Traditional educational programs face difficulty retaining knowledge after the course is over due to the forgetting curve. However, our study found that learning remained stable a month after the intervention, with no significant difference in scores of students' knowledge and practice.
Among the strengths of the present study were modern educational approaches, the use of micro learning, virtual education, interdisciplinary groups, PMP, and clinical reasoning in triage. The study's limitations were the lack of a control group and the greater number of medical students in the study sample. All of the students were male because of the nature of the military university context.

Conclusion
Online micro-learning interdisciplinary education about war victim triage has positive effects on interactions and clinical reasoning in the knowledge and practice of healthcare science students regarding war victim triage.

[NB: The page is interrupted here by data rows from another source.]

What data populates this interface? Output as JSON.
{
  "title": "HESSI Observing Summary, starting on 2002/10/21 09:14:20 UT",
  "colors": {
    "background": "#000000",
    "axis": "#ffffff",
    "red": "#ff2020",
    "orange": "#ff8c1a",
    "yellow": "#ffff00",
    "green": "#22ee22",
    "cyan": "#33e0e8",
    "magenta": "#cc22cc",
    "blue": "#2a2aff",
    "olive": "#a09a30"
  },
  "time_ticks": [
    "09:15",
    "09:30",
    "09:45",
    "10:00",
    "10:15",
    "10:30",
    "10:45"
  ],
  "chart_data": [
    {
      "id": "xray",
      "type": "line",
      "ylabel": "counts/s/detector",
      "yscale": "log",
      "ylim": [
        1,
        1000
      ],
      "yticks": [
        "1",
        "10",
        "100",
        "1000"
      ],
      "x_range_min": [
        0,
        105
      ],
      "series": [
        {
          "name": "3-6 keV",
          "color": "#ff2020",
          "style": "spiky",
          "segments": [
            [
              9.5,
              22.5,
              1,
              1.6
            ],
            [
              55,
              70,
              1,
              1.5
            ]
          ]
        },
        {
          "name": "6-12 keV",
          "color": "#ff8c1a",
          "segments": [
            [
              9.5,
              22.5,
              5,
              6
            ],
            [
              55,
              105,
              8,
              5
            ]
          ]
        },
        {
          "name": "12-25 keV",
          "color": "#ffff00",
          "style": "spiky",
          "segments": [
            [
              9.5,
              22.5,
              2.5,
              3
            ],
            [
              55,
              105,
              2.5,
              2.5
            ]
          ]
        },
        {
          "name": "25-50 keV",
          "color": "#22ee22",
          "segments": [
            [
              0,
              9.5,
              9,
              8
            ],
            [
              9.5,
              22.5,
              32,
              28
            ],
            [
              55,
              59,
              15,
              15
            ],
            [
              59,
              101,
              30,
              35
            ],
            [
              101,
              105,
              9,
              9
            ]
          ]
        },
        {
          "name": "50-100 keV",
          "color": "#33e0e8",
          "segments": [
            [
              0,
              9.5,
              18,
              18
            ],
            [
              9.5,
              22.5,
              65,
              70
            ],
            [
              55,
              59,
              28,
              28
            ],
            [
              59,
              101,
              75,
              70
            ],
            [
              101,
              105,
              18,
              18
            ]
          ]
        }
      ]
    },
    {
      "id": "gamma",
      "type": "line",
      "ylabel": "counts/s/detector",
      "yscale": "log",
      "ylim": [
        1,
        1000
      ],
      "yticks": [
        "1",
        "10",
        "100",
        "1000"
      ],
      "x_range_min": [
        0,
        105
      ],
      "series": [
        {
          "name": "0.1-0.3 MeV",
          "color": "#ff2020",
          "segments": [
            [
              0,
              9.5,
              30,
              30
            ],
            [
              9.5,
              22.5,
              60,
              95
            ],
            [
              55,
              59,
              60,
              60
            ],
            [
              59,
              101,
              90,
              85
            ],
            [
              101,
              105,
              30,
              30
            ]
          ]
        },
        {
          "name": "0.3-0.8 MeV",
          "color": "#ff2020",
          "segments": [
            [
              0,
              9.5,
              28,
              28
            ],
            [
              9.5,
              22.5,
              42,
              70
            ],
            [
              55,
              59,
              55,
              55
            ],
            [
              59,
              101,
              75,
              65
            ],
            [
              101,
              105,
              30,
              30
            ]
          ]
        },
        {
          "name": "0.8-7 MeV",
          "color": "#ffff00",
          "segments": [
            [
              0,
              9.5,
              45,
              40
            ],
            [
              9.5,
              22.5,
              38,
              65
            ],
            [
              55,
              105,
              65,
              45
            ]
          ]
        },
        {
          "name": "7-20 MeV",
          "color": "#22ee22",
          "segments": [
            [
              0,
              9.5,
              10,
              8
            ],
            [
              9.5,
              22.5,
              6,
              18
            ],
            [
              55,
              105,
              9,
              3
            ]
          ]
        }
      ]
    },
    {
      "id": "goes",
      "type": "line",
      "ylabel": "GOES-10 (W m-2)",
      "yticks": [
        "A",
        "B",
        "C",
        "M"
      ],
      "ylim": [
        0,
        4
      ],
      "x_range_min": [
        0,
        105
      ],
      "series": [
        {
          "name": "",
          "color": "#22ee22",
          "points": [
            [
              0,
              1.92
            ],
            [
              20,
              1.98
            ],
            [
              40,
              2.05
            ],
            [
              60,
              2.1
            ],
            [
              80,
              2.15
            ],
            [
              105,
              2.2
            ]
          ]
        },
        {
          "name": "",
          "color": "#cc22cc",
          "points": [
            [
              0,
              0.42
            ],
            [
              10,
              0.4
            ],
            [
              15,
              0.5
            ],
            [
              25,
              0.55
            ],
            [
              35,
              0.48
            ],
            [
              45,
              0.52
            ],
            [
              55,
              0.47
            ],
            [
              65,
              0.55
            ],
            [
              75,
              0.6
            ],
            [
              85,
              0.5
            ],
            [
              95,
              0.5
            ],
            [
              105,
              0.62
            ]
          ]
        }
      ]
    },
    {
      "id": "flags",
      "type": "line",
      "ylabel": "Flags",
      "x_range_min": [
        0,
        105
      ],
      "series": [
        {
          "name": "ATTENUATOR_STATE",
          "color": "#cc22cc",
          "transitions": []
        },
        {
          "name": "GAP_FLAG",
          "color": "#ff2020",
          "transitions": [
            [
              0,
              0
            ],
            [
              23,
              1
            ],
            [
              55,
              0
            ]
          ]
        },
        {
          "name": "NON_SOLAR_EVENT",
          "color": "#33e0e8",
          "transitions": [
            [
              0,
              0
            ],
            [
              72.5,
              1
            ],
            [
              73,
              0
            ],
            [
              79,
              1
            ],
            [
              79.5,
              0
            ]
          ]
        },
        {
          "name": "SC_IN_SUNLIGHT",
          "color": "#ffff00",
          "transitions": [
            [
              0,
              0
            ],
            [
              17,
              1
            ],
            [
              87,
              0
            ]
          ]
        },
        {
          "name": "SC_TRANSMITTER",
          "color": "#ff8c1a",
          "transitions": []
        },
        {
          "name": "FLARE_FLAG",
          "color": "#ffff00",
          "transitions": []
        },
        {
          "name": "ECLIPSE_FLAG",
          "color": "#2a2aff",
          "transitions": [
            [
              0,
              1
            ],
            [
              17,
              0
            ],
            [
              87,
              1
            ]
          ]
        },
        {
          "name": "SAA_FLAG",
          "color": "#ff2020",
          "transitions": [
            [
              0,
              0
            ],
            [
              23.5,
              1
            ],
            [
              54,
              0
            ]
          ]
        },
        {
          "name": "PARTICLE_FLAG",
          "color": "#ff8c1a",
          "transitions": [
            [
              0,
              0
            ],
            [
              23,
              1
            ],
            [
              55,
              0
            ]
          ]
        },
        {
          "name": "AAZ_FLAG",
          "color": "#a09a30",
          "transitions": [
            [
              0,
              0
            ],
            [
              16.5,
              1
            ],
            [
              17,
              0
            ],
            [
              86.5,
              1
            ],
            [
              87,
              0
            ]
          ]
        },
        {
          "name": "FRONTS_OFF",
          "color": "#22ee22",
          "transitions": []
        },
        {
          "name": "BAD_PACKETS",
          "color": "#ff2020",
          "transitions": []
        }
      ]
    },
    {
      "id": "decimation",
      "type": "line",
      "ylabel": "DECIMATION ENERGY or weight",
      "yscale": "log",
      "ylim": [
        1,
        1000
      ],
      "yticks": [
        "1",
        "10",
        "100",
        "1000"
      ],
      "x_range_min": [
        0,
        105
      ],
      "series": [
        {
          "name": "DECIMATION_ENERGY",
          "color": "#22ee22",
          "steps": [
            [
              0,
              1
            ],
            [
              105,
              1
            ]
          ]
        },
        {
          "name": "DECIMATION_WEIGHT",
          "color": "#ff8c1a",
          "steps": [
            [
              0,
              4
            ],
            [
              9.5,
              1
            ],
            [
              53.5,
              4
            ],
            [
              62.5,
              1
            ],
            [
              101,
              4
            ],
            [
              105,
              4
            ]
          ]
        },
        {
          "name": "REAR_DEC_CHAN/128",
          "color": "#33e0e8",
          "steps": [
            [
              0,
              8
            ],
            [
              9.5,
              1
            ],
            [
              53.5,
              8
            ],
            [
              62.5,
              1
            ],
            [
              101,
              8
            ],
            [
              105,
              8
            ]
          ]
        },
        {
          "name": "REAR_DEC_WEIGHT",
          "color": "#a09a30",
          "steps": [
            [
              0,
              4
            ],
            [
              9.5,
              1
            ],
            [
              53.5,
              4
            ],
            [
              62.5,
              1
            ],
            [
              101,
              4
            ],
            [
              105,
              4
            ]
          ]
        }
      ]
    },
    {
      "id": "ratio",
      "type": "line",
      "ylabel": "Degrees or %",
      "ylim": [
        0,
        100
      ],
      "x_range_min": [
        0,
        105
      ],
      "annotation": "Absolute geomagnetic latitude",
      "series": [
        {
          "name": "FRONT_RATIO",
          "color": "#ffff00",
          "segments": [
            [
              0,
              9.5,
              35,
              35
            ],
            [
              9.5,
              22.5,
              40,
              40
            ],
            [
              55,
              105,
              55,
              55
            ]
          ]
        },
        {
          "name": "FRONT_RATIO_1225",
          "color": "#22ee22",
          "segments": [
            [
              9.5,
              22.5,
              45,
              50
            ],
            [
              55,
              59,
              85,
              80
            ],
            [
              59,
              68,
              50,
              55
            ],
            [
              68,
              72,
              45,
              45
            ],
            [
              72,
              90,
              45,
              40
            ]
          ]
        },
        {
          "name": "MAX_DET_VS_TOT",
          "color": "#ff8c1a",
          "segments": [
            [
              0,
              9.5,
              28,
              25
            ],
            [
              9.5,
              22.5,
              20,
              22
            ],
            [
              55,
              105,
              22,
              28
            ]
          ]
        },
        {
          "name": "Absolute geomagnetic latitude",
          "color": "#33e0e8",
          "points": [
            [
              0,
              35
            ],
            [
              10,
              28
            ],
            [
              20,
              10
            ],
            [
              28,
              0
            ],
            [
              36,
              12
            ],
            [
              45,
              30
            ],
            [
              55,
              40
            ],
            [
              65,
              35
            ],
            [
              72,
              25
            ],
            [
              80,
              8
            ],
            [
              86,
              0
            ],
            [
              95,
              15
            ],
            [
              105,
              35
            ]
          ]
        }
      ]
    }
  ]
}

Acknowledgements: Thanks for the support, guidance, and advice from the “Clinical Research Development Unit of Baqiyatallah Hospital." The authors hereby extend their gratitude to all students who participated in this study and appreciate it.
Ethical Permissions: IR.BMSU.BAQ.REC.1399.006
Conflicts of Interests: The authors declare that the research was conducted without any commercial or financial relationships that could be construed as a potential conflict of interest.
Authors’ Contribution: Vafadar Z (First Author), Methodologist/Assistant Researcher/Statistical Analyst (25%); Javadzadeh H (Second Author), Introduction Writer/Methodologist/Assistant Researcher (25%); Behzadnia MJ (Third Author), Discussion Writer (10%); Moayed MS (Fourth Author), Introduction Writer/Methodologist/Main Researcher/Discussion Writer/Statistical Analyst (40%)
Funding/Support: No funding was received for this study.